Luxury-home sales still slow
Two Aspen-area mansions sold in auctions Tuesday for significantly less than what they were listed for, driving home the point that property still has to be priced properly to move, even in an improving market, according to the head of a real estate firm in the thick of both transactions.
A 16,000-square-foot house at 1518 W. Buttermilk Road sold for $15 million, according to Craig Morris, the listing broker and a partner in Aspen Snowmass Sotheby’s International Realty.
The house, built in 2007, had been on the market for five years at a listing price as high as $43.8 million, Morris said. Numerous offers were made in the mid- and upper-$20 million range, he said, but the seller declined them.
Tuesday’s auction for the house opened with a minimum bid set at $15 million, according to Morris. The buyer wasn’t disclosed at the auction; the buyer’s broker was Michael Perau, of Aspen Snowmass Sotheby’s.
In another multimillion-dollar deal, a home at 1121 Red Mountain Road was offered in an auction Tuesday with no minimum bid. The bidding started at $5 million and “within 60 seconds went to $7.5 million before it cooled down,” Morris said. The final price was $9.75 million plus a 10 percent buyer’s premium, he said.
The house, which was listed by Joshua and Co., had been listed for $20 million. The buyer’s broker was Mark Haldeman, of Aspen Snowmass Sotheby’s.

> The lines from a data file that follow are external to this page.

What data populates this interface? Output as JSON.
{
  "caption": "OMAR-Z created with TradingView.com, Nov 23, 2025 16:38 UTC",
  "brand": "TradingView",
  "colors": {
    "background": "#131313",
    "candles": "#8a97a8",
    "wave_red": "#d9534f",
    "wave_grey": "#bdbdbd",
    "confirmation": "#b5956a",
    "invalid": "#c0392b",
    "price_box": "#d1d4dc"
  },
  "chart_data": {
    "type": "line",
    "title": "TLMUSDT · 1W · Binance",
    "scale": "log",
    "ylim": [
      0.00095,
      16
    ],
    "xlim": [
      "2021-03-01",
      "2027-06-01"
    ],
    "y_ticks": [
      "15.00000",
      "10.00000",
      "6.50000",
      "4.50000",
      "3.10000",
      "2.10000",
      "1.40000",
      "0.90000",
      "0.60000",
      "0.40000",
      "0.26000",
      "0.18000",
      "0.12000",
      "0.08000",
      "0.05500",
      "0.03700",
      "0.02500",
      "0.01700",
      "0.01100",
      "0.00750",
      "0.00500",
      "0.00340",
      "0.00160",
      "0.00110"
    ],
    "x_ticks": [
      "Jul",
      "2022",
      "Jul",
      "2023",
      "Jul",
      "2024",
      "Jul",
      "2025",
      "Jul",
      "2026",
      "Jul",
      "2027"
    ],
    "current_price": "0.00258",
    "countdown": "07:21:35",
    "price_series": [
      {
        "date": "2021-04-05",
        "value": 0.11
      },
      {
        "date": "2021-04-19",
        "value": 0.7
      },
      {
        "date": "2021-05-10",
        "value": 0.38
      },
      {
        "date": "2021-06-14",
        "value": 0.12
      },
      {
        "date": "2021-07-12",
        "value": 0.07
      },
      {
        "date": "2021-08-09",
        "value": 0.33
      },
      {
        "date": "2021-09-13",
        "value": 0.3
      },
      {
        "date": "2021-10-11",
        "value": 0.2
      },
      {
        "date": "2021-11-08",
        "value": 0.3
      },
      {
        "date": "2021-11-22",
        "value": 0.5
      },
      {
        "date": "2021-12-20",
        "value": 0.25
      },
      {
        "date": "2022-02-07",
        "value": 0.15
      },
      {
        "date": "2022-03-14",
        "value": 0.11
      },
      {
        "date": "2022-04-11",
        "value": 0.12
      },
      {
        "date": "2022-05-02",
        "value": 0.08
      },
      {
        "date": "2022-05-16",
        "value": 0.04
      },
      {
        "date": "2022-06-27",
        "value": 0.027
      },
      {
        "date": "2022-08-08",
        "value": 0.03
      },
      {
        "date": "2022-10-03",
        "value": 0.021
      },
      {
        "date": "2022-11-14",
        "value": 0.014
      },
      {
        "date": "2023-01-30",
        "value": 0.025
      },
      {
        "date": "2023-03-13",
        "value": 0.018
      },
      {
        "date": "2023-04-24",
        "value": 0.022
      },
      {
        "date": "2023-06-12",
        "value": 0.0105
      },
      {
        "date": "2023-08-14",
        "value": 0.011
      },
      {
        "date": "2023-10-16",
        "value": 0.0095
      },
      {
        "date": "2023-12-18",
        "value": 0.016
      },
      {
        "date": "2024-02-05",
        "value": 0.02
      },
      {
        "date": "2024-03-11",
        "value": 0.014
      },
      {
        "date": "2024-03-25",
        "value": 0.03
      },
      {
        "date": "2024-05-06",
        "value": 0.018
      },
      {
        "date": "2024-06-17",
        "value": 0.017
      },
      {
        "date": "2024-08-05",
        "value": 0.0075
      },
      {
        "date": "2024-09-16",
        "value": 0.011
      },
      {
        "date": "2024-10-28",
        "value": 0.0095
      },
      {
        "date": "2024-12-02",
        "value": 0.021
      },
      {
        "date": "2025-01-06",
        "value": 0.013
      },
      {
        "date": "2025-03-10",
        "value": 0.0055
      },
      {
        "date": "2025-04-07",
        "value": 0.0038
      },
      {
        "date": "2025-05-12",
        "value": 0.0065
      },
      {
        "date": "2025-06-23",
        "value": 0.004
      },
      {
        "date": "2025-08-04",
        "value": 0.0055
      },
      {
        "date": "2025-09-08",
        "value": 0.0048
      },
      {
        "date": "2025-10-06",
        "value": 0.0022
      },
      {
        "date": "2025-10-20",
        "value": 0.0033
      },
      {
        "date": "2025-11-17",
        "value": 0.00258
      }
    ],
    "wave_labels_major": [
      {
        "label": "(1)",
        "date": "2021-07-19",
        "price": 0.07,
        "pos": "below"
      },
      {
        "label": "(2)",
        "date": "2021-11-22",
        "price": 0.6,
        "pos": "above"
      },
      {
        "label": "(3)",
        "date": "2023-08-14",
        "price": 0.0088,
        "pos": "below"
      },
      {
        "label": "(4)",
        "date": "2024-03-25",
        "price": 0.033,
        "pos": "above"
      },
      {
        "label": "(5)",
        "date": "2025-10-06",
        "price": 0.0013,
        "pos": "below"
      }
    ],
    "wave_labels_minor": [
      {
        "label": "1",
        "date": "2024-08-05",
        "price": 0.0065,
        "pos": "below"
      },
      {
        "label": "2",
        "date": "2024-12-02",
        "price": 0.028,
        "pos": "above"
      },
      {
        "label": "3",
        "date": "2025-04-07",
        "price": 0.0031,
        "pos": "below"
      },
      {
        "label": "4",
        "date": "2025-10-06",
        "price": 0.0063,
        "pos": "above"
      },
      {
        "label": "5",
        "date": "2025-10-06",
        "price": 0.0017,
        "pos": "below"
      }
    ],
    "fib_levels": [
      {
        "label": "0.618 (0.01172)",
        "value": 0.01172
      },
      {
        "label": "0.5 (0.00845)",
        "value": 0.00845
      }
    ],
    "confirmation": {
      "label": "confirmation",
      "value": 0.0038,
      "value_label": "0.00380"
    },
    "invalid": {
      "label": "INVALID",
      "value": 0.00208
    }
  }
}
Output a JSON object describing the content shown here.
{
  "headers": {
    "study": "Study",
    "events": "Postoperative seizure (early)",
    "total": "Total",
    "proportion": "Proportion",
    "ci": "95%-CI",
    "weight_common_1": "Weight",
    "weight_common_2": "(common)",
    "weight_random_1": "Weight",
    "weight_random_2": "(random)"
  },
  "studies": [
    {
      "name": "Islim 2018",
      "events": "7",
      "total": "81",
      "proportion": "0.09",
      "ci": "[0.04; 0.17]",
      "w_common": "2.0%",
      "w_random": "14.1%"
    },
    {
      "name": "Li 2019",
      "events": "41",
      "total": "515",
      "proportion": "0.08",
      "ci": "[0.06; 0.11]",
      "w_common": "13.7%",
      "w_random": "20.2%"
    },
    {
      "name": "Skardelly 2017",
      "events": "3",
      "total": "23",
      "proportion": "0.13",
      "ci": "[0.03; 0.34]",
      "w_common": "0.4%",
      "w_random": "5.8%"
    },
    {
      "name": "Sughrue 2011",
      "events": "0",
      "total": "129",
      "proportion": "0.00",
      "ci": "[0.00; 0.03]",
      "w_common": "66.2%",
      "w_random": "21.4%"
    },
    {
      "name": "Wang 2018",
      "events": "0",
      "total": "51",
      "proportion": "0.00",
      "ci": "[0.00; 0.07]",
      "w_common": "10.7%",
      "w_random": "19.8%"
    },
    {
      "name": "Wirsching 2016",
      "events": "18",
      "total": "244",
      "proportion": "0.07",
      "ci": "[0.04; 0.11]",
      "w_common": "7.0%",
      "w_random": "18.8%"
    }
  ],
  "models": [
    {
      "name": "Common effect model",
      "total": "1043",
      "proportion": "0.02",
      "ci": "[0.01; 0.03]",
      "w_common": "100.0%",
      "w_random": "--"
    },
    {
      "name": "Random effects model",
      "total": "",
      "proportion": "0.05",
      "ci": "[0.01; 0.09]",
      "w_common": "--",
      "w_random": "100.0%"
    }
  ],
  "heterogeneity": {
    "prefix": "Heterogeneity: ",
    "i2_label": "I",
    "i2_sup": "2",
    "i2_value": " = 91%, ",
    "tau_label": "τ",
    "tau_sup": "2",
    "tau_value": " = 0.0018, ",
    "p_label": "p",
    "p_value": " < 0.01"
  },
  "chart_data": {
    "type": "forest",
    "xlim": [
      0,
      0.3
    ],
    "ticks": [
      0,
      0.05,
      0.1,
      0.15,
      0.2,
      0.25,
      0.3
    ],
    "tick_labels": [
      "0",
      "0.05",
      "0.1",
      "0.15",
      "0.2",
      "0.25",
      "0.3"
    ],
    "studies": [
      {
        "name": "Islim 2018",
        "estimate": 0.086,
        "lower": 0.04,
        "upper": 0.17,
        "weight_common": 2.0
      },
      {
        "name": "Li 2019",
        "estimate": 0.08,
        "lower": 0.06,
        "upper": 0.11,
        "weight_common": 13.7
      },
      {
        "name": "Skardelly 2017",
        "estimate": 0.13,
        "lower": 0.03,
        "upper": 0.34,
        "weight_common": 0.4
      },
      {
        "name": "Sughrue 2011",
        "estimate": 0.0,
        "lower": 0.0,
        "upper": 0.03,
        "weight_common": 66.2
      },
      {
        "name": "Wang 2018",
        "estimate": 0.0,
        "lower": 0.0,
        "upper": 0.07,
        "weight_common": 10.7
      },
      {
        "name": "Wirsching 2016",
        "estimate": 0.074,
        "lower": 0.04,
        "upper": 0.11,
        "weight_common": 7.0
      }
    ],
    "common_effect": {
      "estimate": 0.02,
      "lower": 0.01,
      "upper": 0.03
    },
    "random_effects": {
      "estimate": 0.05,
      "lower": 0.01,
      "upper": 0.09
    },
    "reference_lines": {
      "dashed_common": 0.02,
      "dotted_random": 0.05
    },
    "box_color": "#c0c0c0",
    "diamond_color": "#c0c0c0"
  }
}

A third auction Tuesday didn’t result in a sale. A house at 170 Clay Lane in East Owl Creek was listed for $58 million. There was a minimum bid set of $17.5 million, but there were no bidders, according to Morris, who has the listing on the house.
Morris said some sellers are trying to use auctions to bring closure to their efforts to sell their houses.
“I think the auction is a way for the seller to realize an absolute sale date,” he said.
Eliminating a minimum bid is a tactic some sellers use to bring as many bidders to the table as possible.
“You get a lot of people showing up thinking they can steal it,” Morris said.
While he characterized the upper valley’s real estate market as “reasonably good,” the segment of the marketed priced above $10 million has been “particularly slow.”
The first half of 2013 ended with total sales of $520.94 million in Pitkin County. That was down 12 percent compared with the first half of 2012.
The fourth quarter of 2012 was sizzling as sellers tried to close deals before changes to taxes and capital-gains rules. That’s siphoned off some sales that would have occurred this year, Morris said. He’s optimistic for the remainder of 2013 because the amount of showings of property for sale has increased and demand seems to be building.
Tim Estin, a real estate broker with Coldwell Banker Mason Morse, noted that the Aspen market has stabilized, in part, because the inventory has dropped in recent years.
“The Aspen real estate market has certainly improved since the dark days — 2nd Quarter of 2010 — of the recession, but not on an upward trajectory as expected,” he wrote in his Estin Report, a quarterly summary of the upper valley’s real estate activity.
“Sellers are expecting higher prices because of the national real estate trends,” Estin said, “but buyers don’t see the comparable sales to support the price increases the sellers expect.”